Theories as to why monogamy developed in several mammal species vary widely. Some argue that resource scarcity would cause females to be spread over large territories making it adaptive for males to stay with females when found. Others argue that the adaptive advantage of having multi-parental care outweighs the reproductive cost of mating with predominantly one female. Perhaps the most interesting (and violent) theory deals with the propensity for sexually competitive primate species to go through waves of infanticide. When new males take over groups of females it is adaptive for them to kill off the infants of his predecessor so as to prompt ovulation in the females for his own reproduction.
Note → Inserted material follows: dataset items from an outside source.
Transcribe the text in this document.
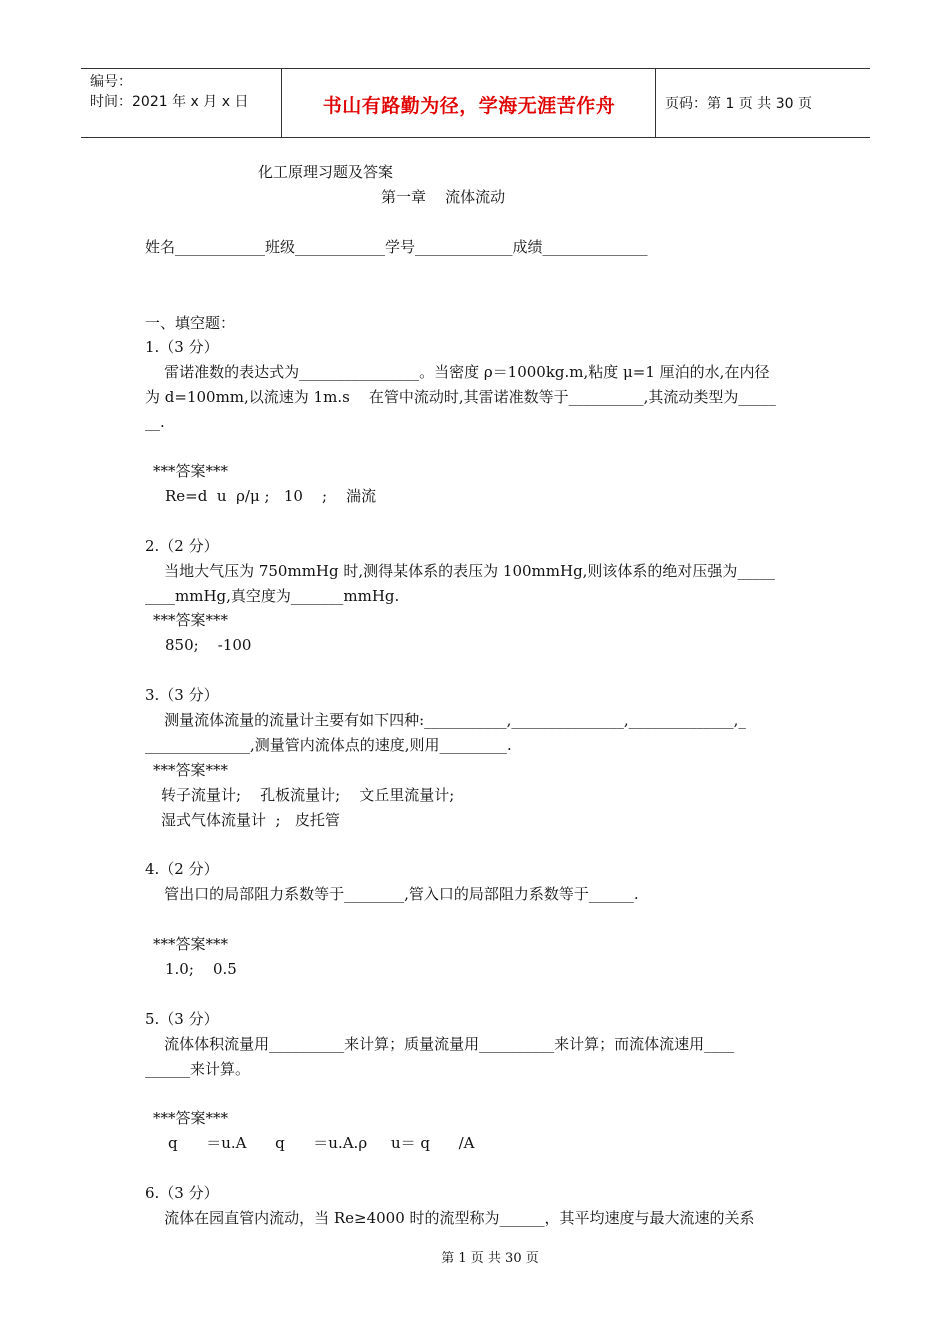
编号：
时间：2021 年 x 月 x 日	书山有路勤为径，学海无涯苦作舟	页码：第 1 页 共 30 页
化工原理习题及答案
第一章    流体流动
姓名____________班级____________学号_____________成绩______________
一、填空题：
1.（3 分）
雷诺准数的表达式为________________。当密度 ρ＝1000kg.m,粘度 μ=1 厘泊的水,在内径
为 d=100mm,以流速为 1m.s    在管中流动时,其雷诺准数等于__________,其流动类型为_____
__.
***答案***
Re=d  u  ρ/μ ;   10    ;    湍流
2.（2 分）
当地大气压为 750mmHg 时,测得某体系的表压为 100mmHg,则该体系的绝对压强为_____
____mmHg,真空度为_______mmHg.
***答案***
850;    -100
3.（3 分）
测量流体流量的流量计主要有如下四种:___________,_______________,______________,_
______________,测量管内流体点的速度,则用_________.
***答案***
转子流量计;    孔板流量计;    文丘里流量计;
湿式气体流量计  ;   皮托管
4.（2 分）
管出口的局部阻力系数等于________,管入口的局部阻力系数等于______.
***答案***
1.0;    0.5
5.（3 分）
流体体积流量用__________来计算；质量流量用__________来计算；而流体流速用____
______来计算。
***答案***
q      ＝u.A      q      ＝u.A.ρ     u＝ q      /A
6.（3 分）
流体在园直管内流动，当 Re≥4000 时的流型称为______，其平均速度与最大流速的关系
第 1 页 共 30 页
Monogamy would prevent this by diversifying the males who could mate as opposed to dominant male control of all reproduction.

While it is unclear which dominant adaptive trend prompted monogamy in the human lineage, it is possible to test how biologically monogamous humans are. In non-monogamous species, male genes and female genes go through molecular arms races in the womb of the growth of the fetus. Since males will likely not continually reproduce with the female it is adaptive for their genes to try and leech out as much growth from the female as possible through growth factors. Females on the other hand would rather not invest all their metabolic energy into one child but rather have multiple children so they develop suppressants for the male growth factors. This molecular arms race doesn’t exist in pair bonding species since the male will be continually reproducing with the same female and has no incentive to diminish the health of the female by creating an individual super-grown child. Scientists can look at the number of these growth factors/suppressors of growth factors present during human development and compare them to the numbers of these growth factors present in trophy and pair bonding species. When tested, humans appear to be midway between the two suggesting that either the shift to monogamy happened more recently in the human lineage or we are biologically less inclined towards monogamy than other pair bonding species.